ハーバード大などの研究チーム、2025年までの感染シナリオを検討
<科学論文> Curated by 瀧澤美奈子
Stephen M. Kissler et al., 14th April 2020, Science
※2020年4月14日時点での見解ですので、引用の際には最新情報にあたってください。
Projecting the transmission dynamics of SARS-CoV-2 through the postpandemic period
SARS-CoV-2の伝染動態をパンデミック後の期間を通して予測
新型コロナ感染症対策として、物理的距離の確保により社会活動が大幅に制限されているなか、今後の出口戦略を考える上で重要な示唆を与える論文です。ハーバード大学公衆衛生学院のStephen M. Kisslerらが14日にサイエンス誌に発表しました。

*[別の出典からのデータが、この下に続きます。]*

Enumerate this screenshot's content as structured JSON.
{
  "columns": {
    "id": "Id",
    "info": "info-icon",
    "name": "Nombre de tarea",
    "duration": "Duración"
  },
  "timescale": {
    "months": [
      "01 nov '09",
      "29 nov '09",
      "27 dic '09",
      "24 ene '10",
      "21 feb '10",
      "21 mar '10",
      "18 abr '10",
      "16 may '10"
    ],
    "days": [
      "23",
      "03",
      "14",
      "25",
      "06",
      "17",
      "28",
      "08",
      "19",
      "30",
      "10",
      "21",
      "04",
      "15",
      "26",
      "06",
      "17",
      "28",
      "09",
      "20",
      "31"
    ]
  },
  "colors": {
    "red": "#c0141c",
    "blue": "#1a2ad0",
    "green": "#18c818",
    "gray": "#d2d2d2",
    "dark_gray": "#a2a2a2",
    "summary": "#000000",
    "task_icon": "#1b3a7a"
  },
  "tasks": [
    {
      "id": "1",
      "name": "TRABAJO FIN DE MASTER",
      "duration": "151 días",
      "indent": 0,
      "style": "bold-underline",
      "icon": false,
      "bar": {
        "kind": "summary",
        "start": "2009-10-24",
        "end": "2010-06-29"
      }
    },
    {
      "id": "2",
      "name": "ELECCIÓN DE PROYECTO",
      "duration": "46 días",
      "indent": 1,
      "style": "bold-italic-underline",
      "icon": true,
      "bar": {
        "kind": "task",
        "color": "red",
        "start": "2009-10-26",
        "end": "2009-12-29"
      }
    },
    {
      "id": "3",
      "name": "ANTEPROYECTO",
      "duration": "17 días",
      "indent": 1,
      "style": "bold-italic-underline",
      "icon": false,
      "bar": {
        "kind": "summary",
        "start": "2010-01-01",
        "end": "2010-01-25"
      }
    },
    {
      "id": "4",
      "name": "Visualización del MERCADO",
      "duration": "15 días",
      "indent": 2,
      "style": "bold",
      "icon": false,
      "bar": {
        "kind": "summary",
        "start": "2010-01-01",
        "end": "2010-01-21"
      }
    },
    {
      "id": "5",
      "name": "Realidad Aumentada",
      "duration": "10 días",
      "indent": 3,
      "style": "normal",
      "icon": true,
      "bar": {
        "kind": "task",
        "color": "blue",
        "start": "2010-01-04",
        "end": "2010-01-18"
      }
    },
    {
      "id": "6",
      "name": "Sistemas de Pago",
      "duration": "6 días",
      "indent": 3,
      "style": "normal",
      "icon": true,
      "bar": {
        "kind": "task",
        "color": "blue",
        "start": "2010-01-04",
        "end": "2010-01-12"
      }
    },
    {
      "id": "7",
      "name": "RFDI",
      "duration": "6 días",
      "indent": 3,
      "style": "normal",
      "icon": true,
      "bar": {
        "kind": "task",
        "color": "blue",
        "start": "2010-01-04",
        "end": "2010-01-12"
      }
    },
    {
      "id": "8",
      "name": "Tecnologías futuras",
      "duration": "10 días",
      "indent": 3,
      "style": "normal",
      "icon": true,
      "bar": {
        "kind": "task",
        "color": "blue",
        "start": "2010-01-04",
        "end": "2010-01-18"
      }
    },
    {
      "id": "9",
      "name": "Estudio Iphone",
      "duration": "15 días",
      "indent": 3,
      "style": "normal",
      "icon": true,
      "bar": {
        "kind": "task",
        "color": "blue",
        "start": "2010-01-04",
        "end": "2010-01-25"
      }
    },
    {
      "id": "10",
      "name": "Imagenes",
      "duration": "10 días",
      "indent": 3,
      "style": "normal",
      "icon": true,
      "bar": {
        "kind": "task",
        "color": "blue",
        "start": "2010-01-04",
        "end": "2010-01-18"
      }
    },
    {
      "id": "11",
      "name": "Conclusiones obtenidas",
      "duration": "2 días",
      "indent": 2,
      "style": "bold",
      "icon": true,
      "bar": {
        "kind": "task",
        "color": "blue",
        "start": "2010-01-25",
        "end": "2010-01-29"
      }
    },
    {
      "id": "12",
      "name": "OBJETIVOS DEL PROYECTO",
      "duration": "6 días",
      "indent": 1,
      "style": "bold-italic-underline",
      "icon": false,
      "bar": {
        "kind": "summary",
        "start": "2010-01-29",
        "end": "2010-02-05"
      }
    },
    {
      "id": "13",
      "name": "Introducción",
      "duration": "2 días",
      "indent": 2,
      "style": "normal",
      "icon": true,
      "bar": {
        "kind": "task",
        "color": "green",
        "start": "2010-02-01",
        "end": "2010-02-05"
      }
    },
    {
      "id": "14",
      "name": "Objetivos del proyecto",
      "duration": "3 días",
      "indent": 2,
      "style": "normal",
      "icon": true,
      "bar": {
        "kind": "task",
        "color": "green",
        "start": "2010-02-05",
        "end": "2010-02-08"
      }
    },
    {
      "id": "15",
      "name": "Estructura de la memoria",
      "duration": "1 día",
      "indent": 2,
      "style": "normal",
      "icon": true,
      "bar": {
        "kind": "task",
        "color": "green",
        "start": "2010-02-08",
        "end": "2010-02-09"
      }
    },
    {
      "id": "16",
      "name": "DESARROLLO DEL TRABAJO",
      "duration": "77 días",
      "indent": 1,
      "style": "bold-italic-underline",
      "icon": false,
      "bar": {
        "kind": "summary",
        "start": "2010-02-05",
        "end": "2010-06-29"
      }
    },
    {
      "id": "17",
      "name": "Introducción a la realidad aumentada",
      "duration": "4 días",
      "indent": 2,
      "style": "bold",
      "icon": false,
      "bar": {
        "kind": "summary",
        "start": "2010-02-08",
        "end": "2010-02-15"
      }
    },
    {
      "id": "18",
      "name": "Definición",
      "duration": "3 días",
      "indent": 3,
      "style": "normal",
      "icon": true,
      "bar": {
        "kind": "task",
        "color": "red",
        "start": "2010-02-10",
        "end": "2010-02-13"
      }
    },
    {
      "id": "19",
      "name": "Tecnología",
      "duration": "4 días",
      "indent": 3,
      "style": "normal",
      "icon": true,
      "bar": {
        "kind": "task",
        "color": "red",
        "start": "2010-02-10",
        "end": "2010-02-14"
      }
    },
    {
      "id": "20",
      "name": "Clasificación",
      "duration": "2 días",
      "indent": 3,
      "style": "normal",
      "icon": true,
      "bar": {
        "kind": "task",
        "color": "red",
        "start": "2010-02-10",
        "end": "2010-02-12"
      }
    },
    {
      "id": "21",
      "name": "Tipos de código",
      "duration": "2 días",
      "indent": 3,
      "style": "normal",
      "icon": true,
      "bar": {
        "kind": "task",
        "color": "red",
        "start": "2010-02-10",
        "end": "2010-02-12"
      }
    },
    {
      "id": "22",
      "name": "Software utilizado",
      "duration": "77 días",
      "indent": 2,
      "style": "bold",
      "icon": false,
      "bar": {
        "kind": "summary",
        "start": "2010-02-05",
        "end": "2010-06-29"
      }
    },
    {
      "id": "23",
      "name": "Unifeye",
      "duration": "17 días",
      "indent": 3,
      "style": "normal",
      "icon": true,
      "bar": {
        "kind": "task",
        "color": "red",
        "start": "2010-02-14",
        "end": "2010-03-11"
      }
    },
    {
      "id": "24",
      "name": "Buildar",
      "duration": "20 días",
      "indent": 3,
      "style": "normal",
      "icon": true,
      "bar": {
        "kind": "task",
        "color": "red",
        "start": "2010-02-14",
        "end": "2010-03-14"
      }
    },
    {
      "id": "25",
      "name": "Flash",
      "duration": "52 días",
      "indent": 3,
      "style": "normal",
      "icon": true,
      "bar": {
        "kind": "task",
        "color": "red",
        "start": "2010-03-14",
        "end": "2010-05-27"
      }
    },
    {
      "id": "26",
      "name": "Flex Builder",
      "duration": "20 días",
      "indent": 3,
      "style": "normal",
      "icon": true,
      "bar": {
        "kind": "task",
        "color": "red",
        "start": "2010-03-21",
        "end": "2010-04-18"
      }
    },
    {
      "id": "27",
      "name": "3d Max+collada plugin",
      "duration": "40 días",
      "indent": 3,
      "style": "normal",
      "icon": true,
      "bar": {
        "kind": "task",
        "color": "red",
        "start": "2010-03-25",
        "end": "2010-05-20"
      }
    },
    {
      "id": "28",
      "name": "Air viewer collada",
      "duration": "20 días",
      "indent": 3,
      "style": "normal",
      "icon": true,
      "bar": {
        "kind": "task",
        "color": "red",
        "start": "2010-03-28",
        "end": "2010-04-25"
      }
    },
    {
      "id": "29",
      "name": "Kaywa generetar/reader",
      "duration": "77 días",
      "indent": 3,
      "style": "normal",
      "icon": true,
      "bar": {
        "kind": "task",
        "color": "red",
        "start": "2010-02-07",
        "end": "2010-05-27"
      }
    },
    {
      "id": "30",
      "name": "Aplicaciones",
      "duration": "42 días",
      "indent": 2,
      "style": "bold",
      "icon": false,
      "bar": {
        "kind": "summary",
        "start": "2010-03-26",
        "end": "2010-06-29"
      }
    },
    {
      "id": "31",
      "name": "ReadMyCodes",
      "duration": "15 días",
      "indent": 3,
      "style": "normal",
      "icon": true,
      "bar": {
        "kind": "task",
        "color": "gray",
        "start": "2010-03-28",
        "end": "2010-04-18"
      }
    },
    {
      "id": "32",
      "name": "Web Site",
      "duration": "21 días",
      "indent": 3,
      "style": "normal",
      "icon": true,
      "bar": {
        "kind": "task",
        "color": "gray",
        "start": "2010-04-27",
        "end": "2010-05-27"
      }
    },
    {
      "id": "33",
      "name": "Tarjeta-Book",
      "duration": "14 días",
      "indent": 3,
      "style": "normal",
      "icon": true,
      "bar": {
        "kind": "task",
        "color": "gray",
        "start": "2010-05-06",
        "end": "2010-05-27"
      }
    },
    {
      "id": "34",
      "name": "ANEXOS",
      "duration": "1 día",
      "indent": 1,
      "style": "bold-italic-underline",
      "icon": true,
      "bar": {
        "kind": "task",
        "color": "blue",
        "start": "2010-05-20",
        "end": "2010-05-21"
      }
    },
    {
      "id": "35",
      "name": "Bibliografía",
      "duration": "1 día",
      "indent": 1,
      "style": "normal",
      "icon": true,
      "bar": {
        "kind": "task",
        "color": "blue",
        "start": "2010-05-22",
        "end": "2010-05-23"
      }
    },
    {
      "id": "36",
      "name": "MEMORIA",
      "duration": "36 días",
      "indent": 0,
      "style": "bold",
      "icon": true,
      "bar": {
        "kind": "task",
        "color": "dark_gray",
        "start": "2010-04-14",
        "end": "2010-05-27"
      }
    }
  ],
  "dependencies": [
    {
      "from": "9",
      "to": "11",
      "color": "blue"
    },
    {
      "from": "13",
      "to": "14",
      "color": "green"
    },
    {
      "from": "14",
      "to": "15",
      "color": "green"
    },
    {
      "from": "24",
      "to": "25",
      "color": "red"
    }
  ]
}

隔離政策をきつくしたりゆるめたり、数年単位の長期戦になりそうですが、私たちの社会の知恵と協力をもってすれば必ずウイルスを手なずけられるはずです。
<研究結果のポイント(仮訳)>※引用の前に原文にあたってください。
SARS-CoV-2(COVID-19) について、2025年までにありうる感染シナリオを検討し、現在発生しているパンデミックを緩和できる非製薬的介入を評価しています。
・SARS-CoV-2の蔓延を抑制するためには、早期に強い社会的距離の確保が不可欠であり、新しい治療法や予防策が開発されていない段階においては、これが集団免疫を獲得する前の医療崩壊を回避する唯一の方法であると思われます。
・新しい治療法、ワクチン、積極的疫学調査や検疫などの介入は、現段階では多くの国で非実用的です。今後感染者数が減った際に検査が拡大されれば、社会的距離確保の程度を軽減するのに役立ちます。
・そのような(新しい治療法、ワクチン、積極的疫学調査や検疫などの)介入がない場合、医療崩壊を起こさないために社会的距離をとる対策を2022年まで継続するか、あるいは断続的に行いつづける必要があり、これは社会的、経済的に大きな負担となるでしょう。
・流行を短縮させ、重症患者に対するケア能力を確保するために、医療体制の向上と追加の介入(新しい治療法、ワクチンなど)の開発が緊急の優先事項です。
・現在世界中が見舞われている感染の第一波を抑制した後には、COVID-19は季節的に再燃する感染症となると予測します。
・免疫が永続的でない場合も定期的に再燃する可能性があります。他のコロナウイルス(HCoV-OC43およびHCoV-HKU1)と同様の短期免疫(40週間程度)の場合には毎年のアウトブレイクが予想され、長期免疫(2年間)の場合は隔年のアウトブレイクが予想されます。
・免疫が永続的である場合、ウイルスは大規模な発生を引き起こした後、5年以上消滅する可能性があります。
・免疫の範囲と期間を理解するには、長期にわたる血清学的検査をすぐに開始する必要があります。これは、パンデミック後の感染の動態を見極めるのに役立ちます。
・効果的な治療法が開発されれば集団免疫の獲得を促進しますが、2024年までの再発の可能性に備えて、サーベイランス(監視)を継続する必要があります。